Everything felt so surreal. I even doubted the plod of my paws down the stairs. It was like a dream, a nightmare. Any second Loraine would shake me awake, telling me I was late to Neoschool.
She never did.
“I did it!” she proclaimed proudly. “I made an offer on a Yellow Draik Egg.” She pointed to the enormous (but empty) sack that must of held a hefty sum of neopoints. “And...”
“Who?” I cut her off.
“Who what?” she questioned, as confused as I was when Jeran was mysteriously saved by that Air Faerie when I thought he had spiraled to his death.
“Who are you abandoning?!” I screamed, tears pouring down my face again. “Who are you going to throw out in the cold for a new pet, or should I say new fad?! Who, who, who?!”
My tantrum took a second to register with her.
“You... you thought... you thought I was abandoning one of you?” Her pale blue eyes widened.
“You have to!” I wailed.
“No I don’t.”
“Yes you do!”
“Dana, look at this.” She held a large card in my face. ‘User lookup: lorainydayz2' was the title.
“What is this?” I demanded.
“My new side account,” she said quietly. “I’m not giving up any member of my dream team.”
There was a fleeting pause.
Then I was hugging her, and she was hugging me, and I was crying like a fountain.
“I would never abandon my tiny Penny, my wild Corny, my graceful Ashley, or the only Lupe in history that could flood a house with her tears,” she assured me.
“Mom...” I croaked, then stopped. I never called Loraine ‘Mom’.
“Let’s go tell Corny and Ash.”
“Yes, Loraine. Save me from this ‘awwww’ moment.”
My life was perfect again.
Exactly two days, sixteen hours, thirty-nine minutes, and six seconds later...
“Loraine! Loraine, wake up! Ashley says there is a package on our doorstep from the Trading Post!” I practically screamed at my snoozing owner.
“Grrrrfaway...” she snored. Well, at least she heard me.
“Whatever you say. Anyway, I’m sure the Pant Devil would just LOVE to nab a valuable-looking package off of our doorstep...”
“Alright, alright! I’m up. Let’s go get it.”
I grinned. I knew her so well.
Neopia Central was covered in a thin mist. “Poor Neopia doesn’t deserve to see me so early in the morning,” she grumbled. I secretly agreed. Nothing was more frightening than Loraine in a bathrobe with no makeup on. Not even Jhudora.
“Wow, it’s so heavy,” Loraine said, carefully lifting the heavy yellow egg out of the parcel. “Oh, my gosh! What if it’s really just a Chomby egg?”
“Calm down,” Corny said. “I’ve seen pictures. This is one hundred percent real.”
“Well, what are we waiting for?” Ashley moaned, frustrated. “Let’s go hatch it.”
We then ran in synchronization, as fast as our feet and paws could carry us, all the way to the Draik Nest.

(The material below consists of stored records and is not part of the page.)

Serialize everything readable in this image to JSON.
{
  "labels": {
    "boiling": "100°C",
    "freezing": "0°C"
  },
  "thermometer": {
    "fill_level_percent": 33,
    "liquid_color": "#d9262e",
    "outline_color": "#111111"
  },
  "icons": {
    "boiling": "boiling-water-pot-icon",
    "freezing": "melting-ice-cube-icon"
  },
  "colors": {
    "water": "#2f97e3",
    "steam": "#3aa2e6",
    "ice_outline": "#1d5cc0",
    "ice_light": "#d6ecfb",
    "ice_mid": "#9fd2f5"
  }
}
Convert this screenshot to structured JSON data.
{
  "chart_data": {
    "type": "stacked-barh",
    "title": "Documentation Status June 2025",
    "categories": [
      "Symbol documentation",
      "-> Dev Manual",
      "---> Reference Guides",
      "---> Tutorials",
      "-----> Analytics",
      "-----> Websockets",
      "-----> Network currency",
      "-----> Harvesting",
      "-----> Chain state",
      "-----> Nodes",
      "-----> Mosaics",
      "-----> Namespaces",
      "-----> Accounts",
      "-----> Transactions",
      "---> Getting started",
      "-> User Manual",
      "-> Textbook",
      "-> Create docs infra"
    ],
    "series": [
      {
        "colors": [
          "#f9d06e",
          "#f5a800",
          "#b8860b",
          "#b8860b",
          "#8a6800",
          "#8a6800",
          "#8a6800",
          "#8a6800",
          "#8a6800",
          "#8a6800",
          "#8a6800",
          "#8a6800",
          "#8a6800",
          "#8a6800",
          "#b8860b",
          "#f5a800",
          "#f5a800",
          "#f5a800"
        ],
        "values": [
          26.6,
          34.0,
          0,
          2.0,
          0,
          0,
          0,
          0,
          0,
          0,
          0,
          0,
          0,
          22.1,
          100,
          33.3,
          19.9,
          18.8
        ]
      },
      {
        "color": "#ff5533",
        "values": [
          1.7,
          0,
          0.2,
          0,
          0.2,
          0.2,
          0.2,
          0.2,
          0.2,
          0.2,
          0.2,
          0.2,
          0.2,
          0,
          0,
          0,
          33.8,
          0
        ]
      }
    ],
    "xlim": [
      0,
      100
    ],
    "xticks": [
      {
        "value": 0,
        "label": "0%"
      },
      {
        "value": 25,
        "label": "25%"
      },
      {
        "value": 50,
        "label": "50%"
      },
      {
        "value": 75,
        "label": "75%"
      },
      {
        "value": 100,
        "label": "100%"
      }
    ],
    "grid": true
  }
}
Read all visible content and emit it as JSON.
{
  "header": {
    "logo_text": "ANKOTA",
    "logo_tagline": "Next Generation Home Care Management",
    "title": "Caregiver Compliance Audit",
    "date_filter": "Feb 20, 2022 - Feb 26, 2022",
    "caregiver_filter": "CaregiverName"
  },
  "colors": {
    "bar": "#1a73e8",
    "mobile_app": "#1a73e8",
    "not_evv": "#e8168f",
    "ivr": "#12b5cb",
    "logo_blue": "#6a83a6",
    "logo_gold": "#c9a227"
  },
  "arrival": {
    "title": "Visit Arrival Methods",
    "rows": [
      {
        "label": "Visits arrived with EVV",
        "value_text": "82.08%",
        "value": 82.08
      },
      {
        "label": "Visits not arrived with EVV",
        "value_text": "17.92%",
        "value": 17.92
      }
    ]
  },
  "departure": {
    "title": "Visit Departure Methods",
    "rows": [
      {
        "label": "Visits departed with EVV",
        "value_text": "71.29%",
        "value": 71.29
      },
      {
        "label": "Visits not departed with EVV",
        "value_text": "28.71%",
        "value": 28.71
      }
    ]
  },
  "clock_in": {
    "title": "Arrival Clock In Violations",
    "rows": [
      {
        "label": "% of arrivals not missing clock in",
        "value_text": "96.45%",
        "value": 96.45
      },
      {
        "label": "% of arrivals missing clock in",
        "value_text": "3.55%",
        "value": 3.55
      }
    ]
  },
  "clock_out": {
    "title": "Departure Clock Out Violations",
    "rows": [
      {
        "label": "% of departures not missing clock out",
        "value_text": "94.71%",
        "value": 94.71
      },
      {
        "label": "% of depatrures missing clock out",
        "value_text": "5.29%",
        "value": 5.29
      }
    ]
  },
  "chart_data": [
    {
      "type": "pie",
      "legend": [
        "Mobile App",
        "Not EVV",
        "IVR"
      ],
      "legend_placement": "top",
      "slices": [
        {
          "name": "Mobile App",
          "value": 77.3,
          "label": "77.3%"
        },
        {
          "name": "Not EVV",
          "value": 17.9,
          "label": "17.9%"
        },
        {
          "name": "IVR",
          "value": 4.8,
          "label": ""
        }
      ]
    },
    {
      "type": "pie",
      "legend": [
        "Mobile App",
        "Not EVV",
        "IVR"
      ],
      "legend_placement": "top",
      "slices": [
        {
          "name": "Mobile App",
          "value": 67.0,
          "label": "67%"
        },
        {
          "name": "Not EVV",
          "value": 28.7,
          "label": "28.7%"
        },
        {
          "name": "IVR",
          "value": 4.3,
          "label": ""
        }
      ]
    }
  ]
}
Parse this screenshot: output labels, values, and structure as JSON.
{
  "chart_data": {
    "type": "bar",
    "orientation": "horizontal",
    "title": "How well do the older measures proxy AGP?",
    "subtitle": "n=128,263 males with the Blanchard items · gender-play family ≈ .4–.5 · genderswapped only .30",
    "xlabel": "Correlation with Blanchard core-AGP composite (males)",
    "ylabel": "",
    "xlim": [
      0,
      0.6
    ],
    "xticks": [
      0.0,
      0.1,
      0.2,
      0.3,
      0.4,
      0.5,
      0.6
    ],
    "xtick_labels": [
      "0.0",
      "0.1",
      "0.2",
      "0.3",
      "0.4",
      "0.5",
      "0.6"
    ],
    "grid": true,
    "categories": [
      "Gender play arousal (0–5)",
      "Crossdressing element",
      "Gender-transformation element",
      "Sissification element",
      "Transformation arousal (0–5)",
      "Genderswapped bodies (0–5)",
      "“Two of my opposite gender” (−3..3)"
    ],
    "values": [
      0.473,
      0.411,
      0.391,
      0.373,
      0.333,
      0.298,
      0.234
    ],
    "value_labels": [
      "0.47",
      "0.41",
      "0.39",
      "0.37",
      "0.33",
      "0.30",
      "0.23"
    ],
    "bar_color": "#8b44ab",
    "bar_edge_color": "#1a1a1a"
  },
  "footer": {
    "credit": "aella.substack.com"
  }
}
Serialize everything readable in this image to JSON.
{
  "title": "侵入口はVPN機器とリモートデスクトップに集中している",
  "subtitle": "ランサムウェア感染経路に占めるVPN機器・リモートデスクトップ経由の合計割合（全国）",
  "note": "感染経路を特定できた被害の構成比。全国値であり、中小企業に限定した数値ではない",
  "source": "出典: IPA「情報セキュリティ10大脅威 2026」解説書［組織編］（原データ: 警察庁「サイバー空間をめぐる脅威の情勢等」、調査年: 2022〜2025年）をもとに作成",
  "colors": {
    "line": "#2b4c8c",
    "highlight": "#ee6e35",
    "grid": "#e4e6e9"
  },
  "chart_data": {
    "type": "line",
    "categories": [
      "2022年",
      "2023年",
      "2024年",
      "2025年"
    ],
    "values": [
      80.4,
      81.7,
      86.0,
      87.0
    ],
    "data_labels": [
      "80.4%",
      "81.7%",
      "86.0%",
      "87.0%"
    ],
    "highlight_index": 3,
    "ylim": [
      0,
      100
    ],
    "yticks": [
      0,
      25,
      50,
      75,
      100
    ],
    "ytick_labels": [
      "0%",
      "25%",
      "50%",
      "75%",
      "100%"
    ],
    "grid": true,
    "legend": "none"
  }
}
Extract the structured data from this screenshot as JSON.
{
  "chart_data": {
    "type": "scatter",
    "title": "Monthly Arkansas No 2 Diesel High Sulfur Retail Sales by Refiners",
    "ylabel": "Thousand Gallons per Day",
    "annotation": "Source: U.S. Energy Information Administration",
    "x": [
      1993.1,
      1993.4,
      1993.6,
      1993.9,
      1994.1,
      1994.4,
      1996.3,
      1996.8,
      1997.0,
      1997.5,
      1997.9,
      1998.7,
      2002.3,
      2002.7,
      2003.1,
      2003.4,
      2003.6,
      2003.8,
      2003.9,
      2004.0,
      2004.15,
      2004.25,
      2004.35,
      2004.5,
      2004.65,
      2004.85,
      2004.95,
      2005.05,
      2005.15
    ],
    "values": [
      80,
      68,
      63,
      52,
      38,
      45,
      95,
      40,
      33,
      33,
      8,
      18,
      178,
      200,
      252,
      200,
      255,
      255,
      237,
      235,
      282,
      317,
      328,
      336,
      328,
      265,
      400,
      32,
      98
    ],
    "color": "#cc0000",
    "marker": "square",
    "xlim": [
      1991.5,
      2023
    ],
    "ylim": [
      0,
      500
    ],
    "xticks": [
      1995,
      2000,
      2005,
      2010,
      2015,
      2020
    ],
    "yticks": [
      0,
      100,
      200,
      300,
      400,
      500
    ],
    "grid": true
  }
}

Once there, the egg cracked and cracked, finally hatching.
“Hey, little guy!” I said to the tiny yellow head that peeked out of the shell.
“Good gracious. Can’t you see I’m a girl? Heavens above,” were the first haughty words Taylor1112345 said to me.
Don’t tell anyone, but she’s been the best little sister in my perfect life ever since.